Der Idiot by Dostojewskij Fjodor M

Der Idiot by Dostojewskij Fjodor M

Autor:Dostojewskij, Fjodor M. [Dostojewskij, Fjodor]
Die sprache: deu
Format: epub
ISBN: 978-3-10-401878-2
veröffentlicht: 2013-11-10T00:00:00+00:00


»Was für ein Durcheinander!« meinte Lisaweta Prokofjewna und warf das Blatt hin, »es lohnt sich nicht, es zu lesen. Warum grinst du?«

»Geben Sie doch zu, daß Sie ihn mit einem angenehmen Gefühl gelesen haben.«

»Wie? Dieses von Eitelkeit zerfressene Kauderwelsch! Siehst du denn nicht, daß sie alle vor Eitelkeit und Hochmut den Verstand verloren haben?«

»Ja, aber er hat doch seinen Fehler eingesehen und mit Doktorenko gebrochen, und je eitler er ist, um so teurer kommt ihn seine Eitelkeit zu stehen. Oh, Lisaweta Prokofjewna, was sind Sie doch für ein Kind!«

»Hast du es zum Schluß noch auf eine Ohrfeige von mir abgesehen?«

»Nein, ich habe es nicht darauf abgesehen. Weil Sie sich über diesen Brief freuen, aber Ihre Freude verbergen. Warum schämen Sie sich Ihrer Gefühle? Das tun Sie ja immer.«

»Untersteh dich, künftig über meine Schwelle zu treten!«

Lisaweta Prokofjewna, bleich vor Zorn, sprang auf. »Nach dem heutigen Tag will ich von dir in meinem Haus nie mehr etwas sehen und hören!«

»Und nach drei Tagen werden Sie selbst kommen und mich holen … Schämen Sie sich denn nicht? … Das sind doch Ihre besten Gefühle! Warum empfinden Sie sie als peinlich? Sie quälen sich doch nur selbst.«

»Und sollte es mein Tod sein – ich werde dich niemals mehr holen! Deinen Namen werde ich vergessen! Ich habe ihn schon vergessen!!«

Sie stürzte davon.

»Man hat mir ohnehin schon verboten, Sie zu besuchen«, rief ihr der Fürst nach.

»Wa-as? Wer hat dir das verboten?«

Sie drehte sich augenblicklich um, wie von einer Nadel gestochen. Der Fürst zögerte mit der Antwort; er fühlte, daß er sich unversehens, aber entscheidend verraten hatte.

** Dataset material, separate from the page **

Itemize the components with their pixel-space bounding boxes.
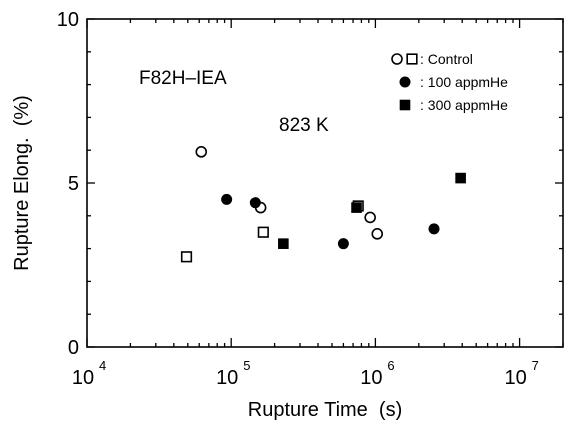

»Wer verbietet dir das?« rief Lisaweta außer sich.

»Aglaja Iwanowna verbietet es …«

»Wann? Rede!!!«

»Heute früh hat sie geschickt, daß ich Sie nie mehr besuchen darf.«

Lisaweta Prokofjewna stand wie versteinert, aber sie überlegte.

»Was hat sie geschickt? Wen hat sie geschickt? Den Bengel? Mündlich?« rief sie plötzlich.

»Ich habe einen Brief bekommen«, sagte der Fürst.

»Wo? Gib her! Sofort!«

Der Fürst überlegte fast eine Minute, zog dann aus der Westentasche ein unordentlich abgerissenes Stück Papier, auf dem zu lesen war:

»Fürst Lew Nikolajewitsch! Wenn Sie nach allem Vorgefallenen die Absicht haben sollten, mich durch einen Besuch in unserer Datscha zu überraschen, so seien Sie versichert, daß Sie mich unter der Zahl der Erfreuten vergeblich suchen würden.